On 06/19/2013 08:44 AM, Peter Levart wrote:
On 06/19/2013 01:13 AM, Mike Duigou wrote:
On Jun 18 2013, at 05:19 , Doug Lea wrote:

On 06/17/13 19:30, Mike Duigou wrote:

I had to add the improved default for ConcurrentMap which was present in the lambda repo in order to have correct behaviour. Since getOrDefault is already in ConcurrentMap I will include this but we have to be careful when we do a jsr 166 syncup to make sure that the defaults don't get lost.

Now synched up on my side.

-Doug



Per a suggestion from Remi I updated the ConcurrentMap.replaceAll default to use forEach. This trades off the entrySet iterator overhead for creation of a capturing BiConsumer lambda.

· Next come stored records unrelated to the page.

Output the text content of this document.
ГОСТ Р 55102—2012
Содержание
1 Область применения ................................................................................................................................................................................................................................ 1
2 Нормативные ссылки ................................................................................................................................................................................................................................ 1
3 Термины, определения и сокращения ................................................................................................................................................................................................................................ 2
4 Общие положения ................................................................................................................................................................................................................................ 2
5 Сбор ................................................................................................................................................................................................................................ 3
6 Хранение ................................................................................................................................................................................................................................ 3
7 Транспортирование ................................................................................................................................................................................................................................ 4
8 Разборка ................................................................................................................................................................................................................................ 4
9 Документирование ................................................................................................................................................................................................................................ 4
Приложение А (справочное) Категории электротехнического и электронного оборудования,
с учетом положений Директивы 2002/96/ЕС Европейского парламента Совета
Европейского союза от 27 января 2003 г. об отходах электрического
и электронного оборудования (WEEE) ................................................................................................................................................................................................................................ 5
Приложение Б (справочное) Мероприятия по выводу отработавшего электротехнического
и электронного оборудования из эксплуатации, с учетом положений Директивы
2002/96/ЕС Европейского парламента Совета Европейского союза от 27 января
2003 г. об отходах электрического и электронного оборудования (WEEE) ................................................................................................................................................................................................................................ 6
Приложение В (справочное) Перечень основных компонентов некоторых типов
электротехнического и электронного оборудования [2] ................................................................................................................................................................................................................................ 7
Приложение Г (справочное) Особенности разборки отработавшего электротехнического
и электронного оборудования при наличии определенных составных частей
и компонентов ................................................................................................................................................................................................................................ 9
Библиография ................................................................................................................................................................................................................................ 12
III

http://hg.openjdk.java.net/jdk8/tl/jdk/raw-diff/1f7cbe4829fe/src/share/classes/java/util/concurrent/ConcurrentMap.java

Mike

Hi Mike, Remi,

Since forEach implementation can be taken from default Map.forEach in some implementations of ConcurrentMap, and that implementation is based on entrySet Iterator, isn't it dangerous for this to trigger ConcurrentModificationException in some implementation of ConcurrentMap? I see nothing in the spec. of ConcurrentMap that suggests it's entrySet iterators are never fail-fast. They can be prepared for modifications from other threads (synchronization), but may not tolerate re-entrant calls.

For example some implementation of (Concurrent)Map could be structurally modified as a result of Map.replace(key, old, new) - imagine a ConcurrentWeakHashMap that expunges stale entries on each call - and forEach iteration may not be prepared to handle such situations.

Regards, Peter


Hi Mike,

I'd also like to suggest something. You have made lots of tests that cover the functionality of new default methods in Map and other collections interfaces which prove the correctness of behaviour when used with implementations of those interfaces in JDK. Perhaps It would be wise to extend those tests to include some JDK-external implementations that are known to pass basic tests, taken for example from Guava or Apache Commons or even JDK7. The interactions of default methods with existing methods in various implementations of collection interfaces could reveal "bugs" that may be on the part of default methods. I'm sure the maintainers of these external implementations will do the same, but may be doing that only after JDK8 release.